The Rev. Titus Presler, a veteran of world mission, writes about General Convention reviving the Standing Commission on World Mission, but without any funding:
[T]he resolution was adopted by both the House of Bishops and the House of Deputies, so Resolution A208 is an official action of convention. But: the $90,000 requested to fund the commission — travel and meeting expenses — was not included in the budget adopted by convention. The net result is that as of right now there will be no Standing Commission on World Mission.
How can this happen? you might ask. One could say that convention agreed that an SCWM would be helpful and useful, but in all the horse-trading that goes on among various priorities, not everything can be funded. Moreover, the Program, Budget & Finance Committee explained that in its budgetary deliberations it rejected numerous requests to reestablish various standing commissions both because funds are limited and because it felt it should honor the streamlining decisions of the 2015 General Convention. That is a reasonable argument, and I respect it. The continuing membership decline of the Episcopal Church has financial consequences, one of which is we can no longer afford the generously funded structures to which we had become accustomed.
So what now? There may still be an effort to secure funding for the SCWM that was approved in principle. Equally important, the Global Episcopal Mission Network — the church’s voluntary and freestanding network of mission-activist dioceses, congregations, mission organizations, seminaries and individuals — is well positioned to provide much of the overview and envisioning that an SCWM would be tasked to do.

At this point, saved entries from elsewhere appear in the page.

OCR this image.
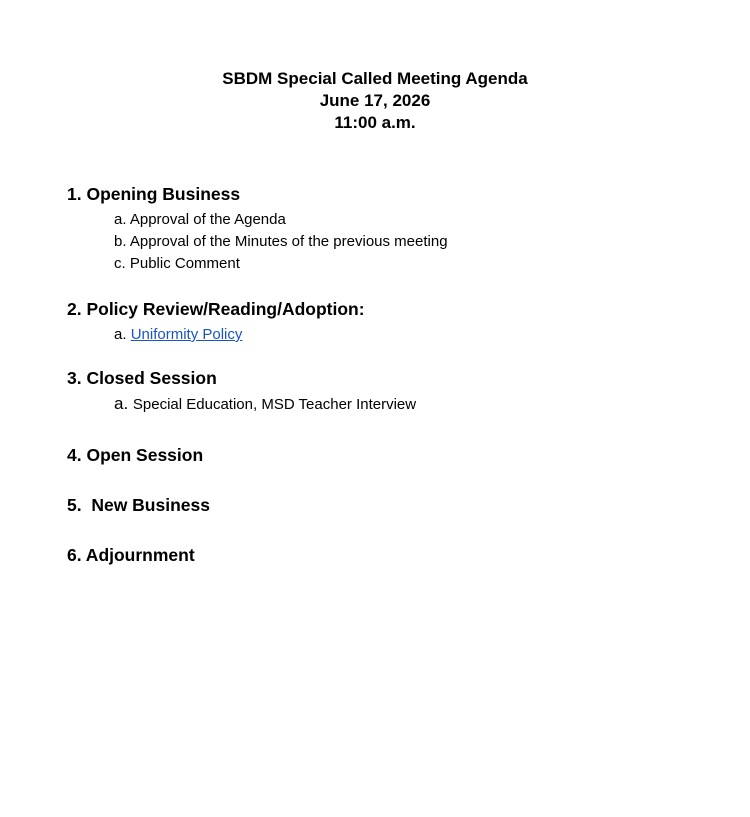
SBDM Special Called Meeting Agenda
June 17, 2026
11:00 a.m.
1. Opening Business
a. Approval of the Agenda
b. Approval of the Minutes of the previous meeting
c. Public Comment
2. Policy Review/Reading/Adoption:
a. Uniformity Policy
3. Closed Session
a. Special Education, MSD Teacher Interview
4. Open Session
5.  New Business
6. Adjournment
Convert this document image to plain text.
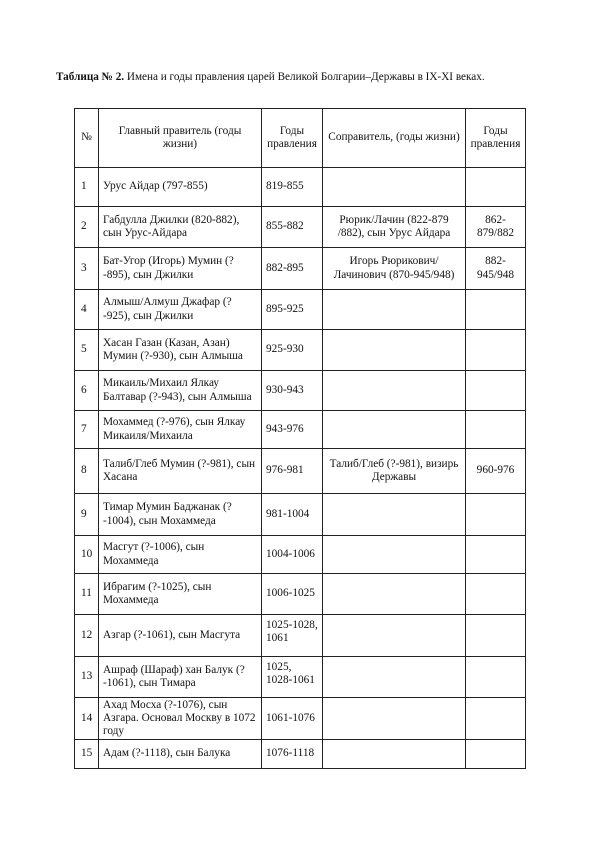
Таблица № 2. Имена и годы правления царей Великой Болгарии–Державы в IX-XI веках.
№	Главный правитель (годы жизни)	Годы правления	Соправитель, (годы жизни)	Годы правления
1	Урус Айдар (797-855)	819-855		
2	Габдулла Джилки (820-882), сын Урус-Айдара	855-882	Рюрик/Лачин (822-879 /882), сын Урус Айдара	862-879/882
3	Бат-Угор (Игорь) Мумин (?-895), сын Джилки	882-895	Игорь Рюрикович/ Лачинович (870-945/948)	882-945/948
4	Алмыш/Алмуш Джафар (?-925), сын Джилки	895-925		
5	Хасан Газан (Казан, Азан) Мумин (?-930), сын Алмыша	925-930		
6	Микаиль/Михаил Ялкау Балтавар (?-943), сын Алмыша	930-943		
7	Мохаммед (?-976), сын Ялкау Микаиля/Михаила	943-976		
8	Талиб/Глеб Мумин (?-981), сын Хасана	976-981	Талиб/Глеб (?-981), визирь Державы	960-976
9	Тимар Мумин Баджанак (?-1004), сын Мохаммеда	981-1004		
10	Масгут (?-1006), сын Мохаммеда	1004-1006		
11	Ибрагим (?-1025), сын Мохаммеда	1006-1025		
12	Азгар (?-1061), сын Масгута	1025-1028, 1061		
13	Ашраф (Шараф) хан Балук (?-1061), сын Тимара	1025, 1028-1061		
14	Ахад Мосха (?-1076), сын Азгара. Основал Москву в 1072 году	1061-1076		
15	Адам (?-1118), сын Балука	1076-1118		
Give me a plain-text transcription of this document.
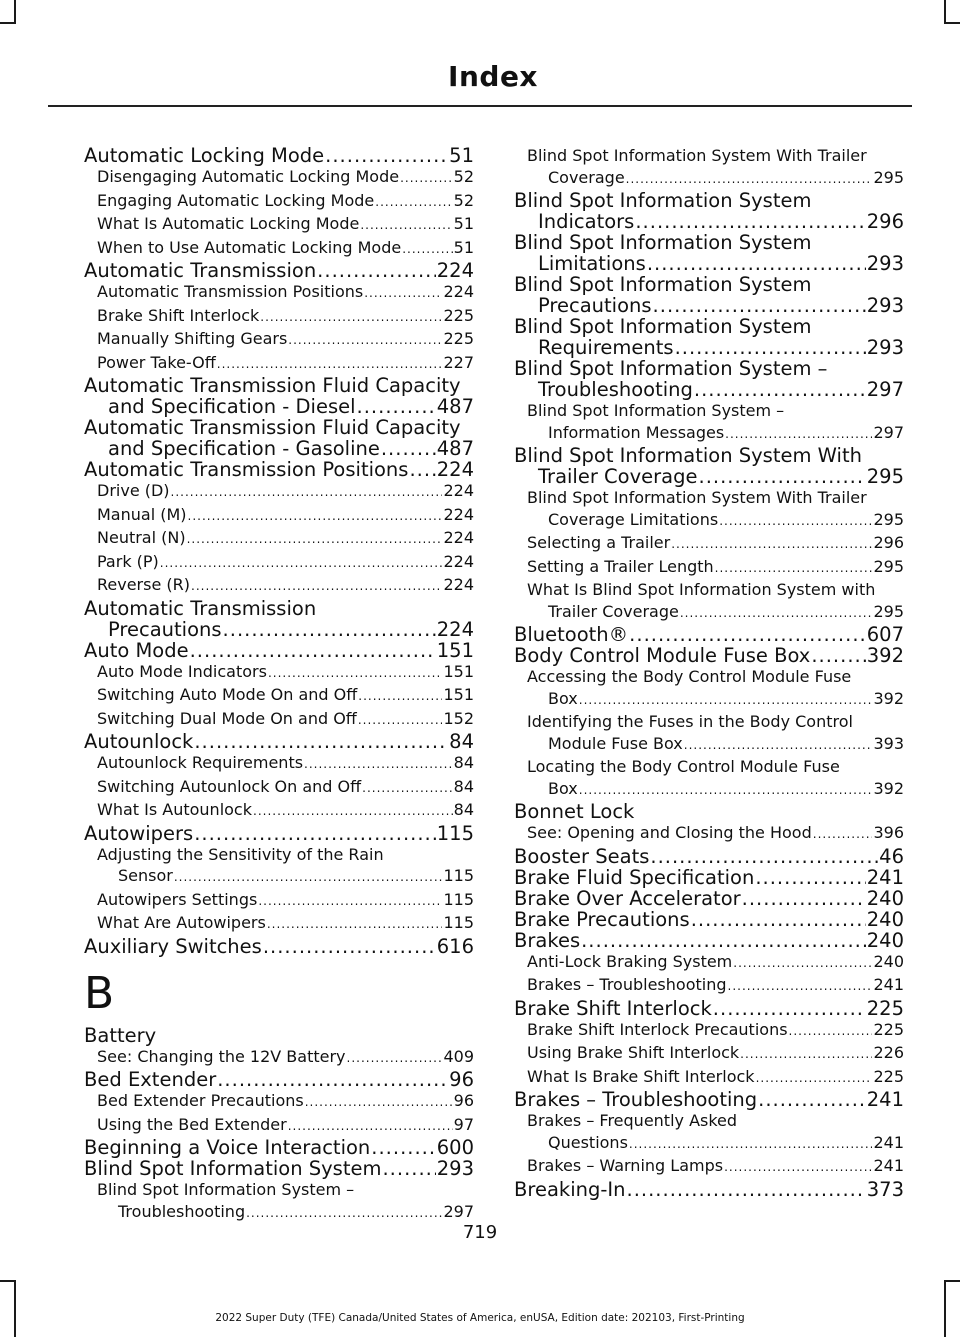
Index
Automatic Locking Mode .....	51
Disengaging Automatic Locking Mode .....	52
Engaging Automatic Locking Mode .....	52
What Is Automatic Locking Mode .....	51
When to Use Automatic Locking Mode .....	51
Automatic Transmission .....	224
Automatic Transmission Positions .....	224
Brake Shift Interlock .....	225
Manually Shifting Gears .....	225
Power Take-Off .....	227
Automatic Transmission Fluid Capacity
and Specification - Diesel .....	487
Automatic Transmission Fluid Capacity
and Specification - Gasoline .....	487
Automatic Transmission Positions ..... 224
Drive (D) .....	224
Manual (M) .....	224
Neutral (N) .....	224
Park (P) .....	224
Reverse (R) .....	224
Automatic Transmission
Precautions .....	224
Auto Mode .....	151
Auto Mode Indicators .....	151
Switching Auto Mode On and Off .....	151
Switching Dual Mode On and Off .....	152
Autounlock .....	84
Autounlock Requirements .....	84
Switching Autounlock On and Off .....	84
What Is Autounlock .....	84
Autowipers .....	115
Adjusting the Sensitivity of the Rain
Sensor .....	115
Autowipers Settings .....	115
What Are Autowipers .....	115
Auxiliary Switches .....	616
B
Battery
See: Changing the 12V Battery .....	409
Bed Extender .....	96
Bed Extender Precautions .....	96
Using the Bed Extender .....	97
Beginning a Voice Interaction .....	600
Blind Spot Information System .....	293
Blind Spot Information System –
Troubleshooting .....	297
Blind Spot Information System With Trailer
Coverage .....	295
Blind Spot Information System
Indicators .....	296
Blind Spot Information System
Limitations .....	293
Blind Spot Information System
Precautions .....	293
Blind Spot Information System
Requirements .....	293
Blind Spot Information System –
Troubleshooting .....	297
Blind Spot Information System –
Information Messages .....	297
Blind Spot Information System With
Trailer Coverage .....	295
Blind Spot Information System With Trailer
Coverage Limitations .....	295
Selecting a Trailer .....	296
Setting a Trailer Length .....	295
What Is Blind Spot Information System with
Trailer Coverage .....	295
Bluetooth® .....	607
Body Control Module Fuse Box .....	392
Accessing the Body Control Module Fuse
Box .....	392
Identifying the Fuses in the Body Control
Module Fuse Box .....	393
Locating the Body Control Module Fuse
Box .....	392
Bonnet Lock
See: Opening and Closing the Hood .....	396
Booster Seats .....	46
Brake Fluid Specification .....	241
Brake Over Accelerator .....	240
Brake Precautions .....	240
Brakes .....	240
Anti-Lock Braking System .....	240
Brakes – Troubleshooting .....	241
Brake Shift Interlock .....	225
Brake Shift Interlock Precautions .....	225
Using Brake Shift Interlock .....	226
What Is Brake Shift Interlock .....	225
Brakes – Troubleshooting .....	241
Brakes – Frequently Asked
Questions .....	241
Brakes – Warning Lamps .....	241
Breaking-In .....	373
719
2022 Super Duty (TFE) Canada/United States of America, enUSA, Edition date: 202103, First-Printing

GEMN’s membership is substantial and growing. Its annual conference is a major networking event for global mission, with speakers and workshop leaders who are recognized churchwide. Its website (www.gemn.org) provides a wealth of resources, and its Mission Formation Program is well respected. GEMN submitted a number of resolutions to this General Convention, and that advocacy role will grow. GEMN hosted the Global Mission Reception at this convention, reviving the World Mission Reception that the Church Center used to host in the 1980s and 1990s, and about 150 people attended this inaugural event. As president of GEMN and a former SCWM chair, I believe it is possible for GEMN to offer much that SCWM used to provide. We don’t have a canonical role, but the current and future energy of the church is increasingly found in networks such as GEMN. So I am hopeful.